Sei ancora lì? Ecco, forse adesso pensi che non ne vale la pena di venire al mondo, ma devi sentire l’altra parte della storia.
Ti affideranno agli zii materni, Adriana Martìnez e Segundo Tevez: prendi questo cognome e ti nota il Boca Juniors. Le giornate a Fuerte Apache saranno tutto un dribbling: sul campo e per le strade, dove dovrai schivare pallottole, droga e chissà cos’altro ancora.

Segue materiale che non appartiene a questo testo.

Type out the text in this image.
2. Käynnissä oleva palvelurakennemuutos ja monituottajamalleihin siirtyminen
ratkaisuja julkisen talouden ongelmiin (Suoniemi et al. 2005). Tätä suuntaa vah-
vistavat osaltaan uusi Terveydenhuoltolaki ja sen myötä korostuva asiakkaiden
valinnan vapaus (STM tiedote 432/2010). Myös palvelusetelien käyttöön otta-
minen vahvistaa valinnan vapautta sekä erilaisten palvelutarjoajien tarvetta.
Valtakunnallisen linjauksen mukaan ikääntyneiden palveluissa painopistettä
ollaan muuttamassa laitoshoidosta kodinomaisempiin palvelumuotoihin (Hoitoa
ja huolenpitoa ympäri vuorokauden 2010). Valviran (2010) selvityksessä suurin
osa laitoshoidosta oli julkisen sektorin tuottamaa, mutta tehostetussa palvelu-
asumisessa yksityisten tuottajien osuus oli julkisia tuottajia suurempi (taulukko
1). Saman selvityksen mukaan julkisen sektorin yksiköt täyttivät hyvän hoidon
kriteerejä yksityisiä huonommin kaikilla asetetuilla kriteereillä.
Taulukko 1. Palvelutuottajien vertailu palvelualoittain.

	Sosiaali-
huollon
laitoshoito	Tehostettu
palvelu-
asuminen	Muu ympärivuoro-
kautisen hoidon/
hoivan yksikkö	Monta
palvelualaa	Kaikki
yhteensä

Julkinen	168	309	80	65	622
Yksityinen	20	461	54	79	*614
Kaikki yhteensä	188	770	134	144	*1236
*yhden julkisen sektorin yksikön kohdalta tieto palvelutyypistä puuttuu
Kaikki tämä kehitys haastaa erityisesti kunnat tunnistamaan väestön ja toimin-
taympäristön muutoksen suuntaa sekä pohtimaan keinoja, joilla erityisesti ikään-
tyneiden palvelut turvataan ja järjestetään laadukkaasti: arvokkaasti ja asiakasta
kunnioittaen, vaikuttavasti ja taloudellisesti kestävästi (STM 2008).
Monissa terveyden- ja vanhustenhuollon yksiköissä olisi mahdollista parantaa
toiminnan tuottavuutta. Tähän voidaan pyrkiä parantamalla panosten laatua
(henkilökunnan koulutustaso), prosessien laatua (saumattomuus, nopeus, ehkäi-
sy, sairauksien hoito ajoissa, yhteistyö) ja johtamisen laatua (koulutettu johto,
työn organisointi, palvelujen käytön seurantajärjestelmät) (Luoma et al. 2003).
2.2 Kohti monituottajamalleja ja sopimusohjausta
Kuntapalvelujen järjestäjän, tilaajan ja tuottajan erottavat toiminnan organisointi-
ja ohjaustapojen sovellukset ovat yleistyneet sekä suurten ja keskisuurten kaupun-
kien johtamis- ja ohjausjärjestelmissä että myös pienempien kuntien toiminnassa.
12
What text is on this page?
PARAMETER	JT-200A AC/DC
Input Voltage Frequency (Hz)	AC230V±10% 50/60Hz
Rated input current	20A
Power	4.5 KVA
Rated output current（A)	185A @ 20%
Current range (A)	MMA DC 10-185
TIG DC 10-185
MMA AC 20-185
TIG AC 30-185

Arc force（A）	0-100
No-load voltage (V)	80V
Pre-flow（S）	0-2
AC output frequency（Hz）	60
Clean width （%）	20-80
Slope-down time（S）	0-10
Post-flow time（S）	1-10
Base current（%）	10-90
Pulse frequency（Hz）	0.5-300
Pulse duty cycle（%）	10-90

Facciamo un salto in avanti, perché lo so che smanii per ascoltare la parte bella. Alla Bombonera, con gli Xeneis, vincerai tutto: titolo, Libertadores, Intercontinentale e Copa Sudamericana.

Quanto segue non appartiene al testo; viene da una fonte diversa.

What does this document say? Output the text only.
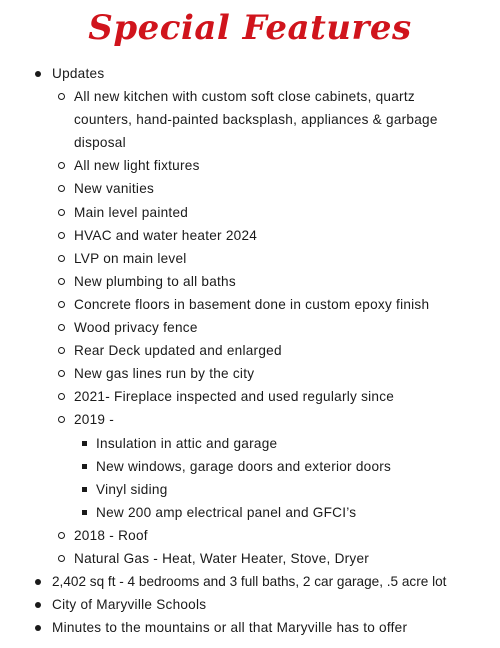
Special Features
Updates
All new kitchen with custom soft close cabinets, quartz
counters, hand-painted backsplash, appliances & garbage
disposal
All new light fixtures
New vanities
Main level painted
HVAC and water heater 2024
LVP on main level
New plumbing to all baths
Concrete floors in basement done in custom epoxy finish
Wood privacy fence
Rear Deck updated and enlarged
New gas lines run by the city
2021- Fireplace inspected and used regularly since
2019 -
Insulation in attic and garage
New windows, garage doors and exterior doors
Vinyl siding
New 200 amp electrical panel and GFCI’s
2018 - Roof
Natural Gas - Heat, Water Heater, Stove, Dryer
2,402 sq ft - 4 bedrooms and 3 full baths, 2 car garage, .5 acre lot
City of Maryville Schools
Minutes to the mountains or all that Maryville has to offer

Ti prenderà il Corinthians. La gente del Timão non riuscirà mai ad amarti fino in fondo, ma vincerai un titolo ed un Balòn de Oro.
Poi eccoti pronto per la grande avventura: solcherai l’oceano e sbarcherai a Londra, sponda West Ham. Al tuo fianco ci sarà un giovane Javier Mascherano e ti farà sentire meno solo. Sappi che verranno fuori un mucchio di polemiche per il vostro trasferimento e la Football Association multerà il club. Sul campo vorrai spaccare ogni cosa, ma quel cocciuto di Alan Pardew preferirà metterti ala, diluendo il tuo potenziale. Subirai diversi infortuni, segnerai poco e finirete quindicesimi.

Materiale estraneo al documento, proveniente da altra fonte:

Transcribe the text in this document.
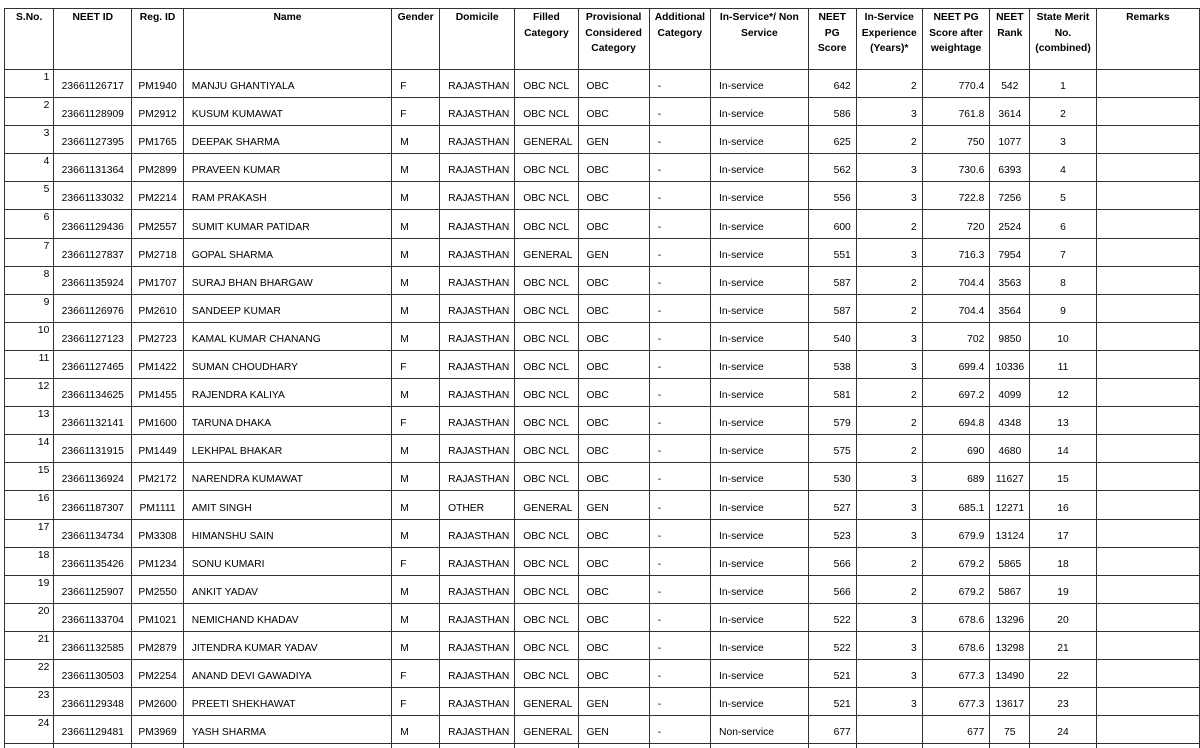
S.No.	NEET ID	Reg. ID	Name	Gender	Domicile	Filled Category	Provisional Considered Category	Additional Category	In-Service*/ Non Service	NEET PG Score	In-Service Experience (Years)*	NEET PG Score after weightage	NEET Rank	State Merit No. (combined)	Remarks
1	23661126717	PM1940	MANJU GHANTIYALA	F	RAJASTHAN	OBC NCL	OBC	-	In-service	642	2	770.4	542	1	
2	23661128909	PM2912	KUSUM KUMAWAT	F	RAJASTHAN	OBC NCL	OBC	-	In-service	586	3	761.8	3614	2	
3	23661127395	PM1765	DEEPAK SHARMA	M	RAJASTHAN	GENERAL	GEN	-	In-service	625	2	750	1077	3	
4	23661131364	PM2899	PRAVEEN KUMAR	M	RAJASTHAN	OBC NCL	OBC	-	In-service	562	3	730.6	6393	4	
5	23661133032	PM2214	RAM PRAKASH	M	RAJASTHAN	OBC NCL	OBC	-	In-service	556	3	722.8	7256	5	
6	23661129436	PM2557	SUMIT KUMAR PATIDAR	M	RAJASTHAN	OBC NCL	OBC	-	In-service	600	2	720	2524	6	
7	23661127837	PM2718	GOPAL SHARMA	M	RAJASTHAN	GENERAL	GEN	-	In-service	551	3	716.3	7954	7	
8	23661135924	PM1707	SURAJ BHAN BHARGAW	M	RAJASTHAN	OBC NCL	OBC	-	In-service	587	2	704.4	3563	8	
9	23661126976	PM2610	SANDEEP KUMAR	M	RAJASTHAN	OBC NCL	OBC	-	In-service	587	2	704.4	3564	9	
10	23661127123	PM2723	KAMAL KUMAR CHANANG	M	RAJASTHAN	OBC NCL	OBC	-	In-service	540	3	702	9850	10	
11	23661127465	PM1422	SUMAN CHOUDHARY	F	RAJASTHAN	OBC NCL	OBC	-	In-service	538	3	699.4	10336	11	
12	23661134625	PM1455	RAJENDRA KALIYA	M	RAJASTHAN	OBC NCL	OBC	-	In-service	581	2	697.2	4099	12	
13	23661132141	PM1600	TARUNA DHAKA	F	RAJASTHAN	OBC NCL	OBC	-	In-service	579	2	694.8	4348	13	
14	23661131915	PM1449	LEKHPAL BHAKAR	M	RAJASTHAN	OBC NCL	OBC	-	In-service	575	2	690	4680	14	
15	23661136924	PM2172	NARENDRA KUMAWAT	M	RAJASTHAN	OBC NCL	OBC	-	In-service	530	3	689	11627	15	
16	23661187307	PM1111	AMIT SINGH	M	OTHER	GENERAL	GEN	-	In-service	527	3	685.1	12271	16	
17	23661134734	PM3308	HIMANSHU SAIN	M	RAJASTHAN	OBC NCL	OBC	-	In-service	523	3	679.9	13124	17	
18	23661135426	PM1234	SONU KUMARI	F	RAJASTHAN	OBC NCL	OBC	-	In-service	566	2	679.2	5865	18	
19	23661125907	PM2550	ANKIT YADAV	M	RAJASTHAN	OBC NCL	OBC	-	In-service	566	2	679.2	5867	19	
20	23661133704	PM1021	NEMICHAND KHADAV	M	RAJASTHAN	OBC NCL	OBC	-	In-service	522	3	678.6	13296	20	
21	23661132585	PM2879	JITENDRA KUMAR YADAV	M	RAJASTHAN	OBC NCL	OBC	-	In-service	522	3	678.6	13298	21	
22	23661130503	PM2254	ANAND DEVI GAWADIYA	F	RAJASTHAN	OBC NCL	OBC	-	In-service	521	3	677.3	13490	22	
23	23661129348	PM2600	PREETI SHEKHAWAT	F	RAJASTHAN	GENERAL	GEN	-	In-service	521	3	677.3	13617	23	
24	23661129481	PM3969	YASH SHARMA	M	RAJASTHAN	GENERAL	GEN	-	Non-service	677		677	75	24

Ti ho ingannato, dici? No, aspetta: ora migliora.
Ti compra il Manchester Utd: il 23 settembre metterai il tuo primo sigillo ad Old Trafford, contro il Chelsea. Nel corso della tua prima stagione con i Red Devils vincerai la Premier e la Champions League, grazie al successo ai penalties proprio contro i Blues. Alla fine la gente chiamerà il tuo nome: Apache, Apache, Apache! Come il quartiere da cui provieni. Le stelle che si sono capovolte.
L’incanto non durerà molto: andrai dai cugini. Il Man City. Ancora non puoi saperlo, ma diventerai un autentico idolo da queste parti. Il primo anno farai 22 gol e in mezzo spunterà anche una doppietta nel derby mancuniano: farai vincere i tuoi 2-1 in Carling Cup. Ai Citizens Roberto Mancini ti affiderà la fascia da capitano, ci litigherai, verrai escluso, ricucirai i rapporti, vincerai un titolo che da queste parti aspettavano da 43 anni.
Noi ci fermiamo qui: ci sarebbe altro da raccontare, ma è già abbastanza per farti un’idea. Ché un campionato più bello di quello inglese, tanto, non lo troverai mai più.
E, in mezzo a tonnellate di sfortuna, resta comunque un bel motivo per nascere.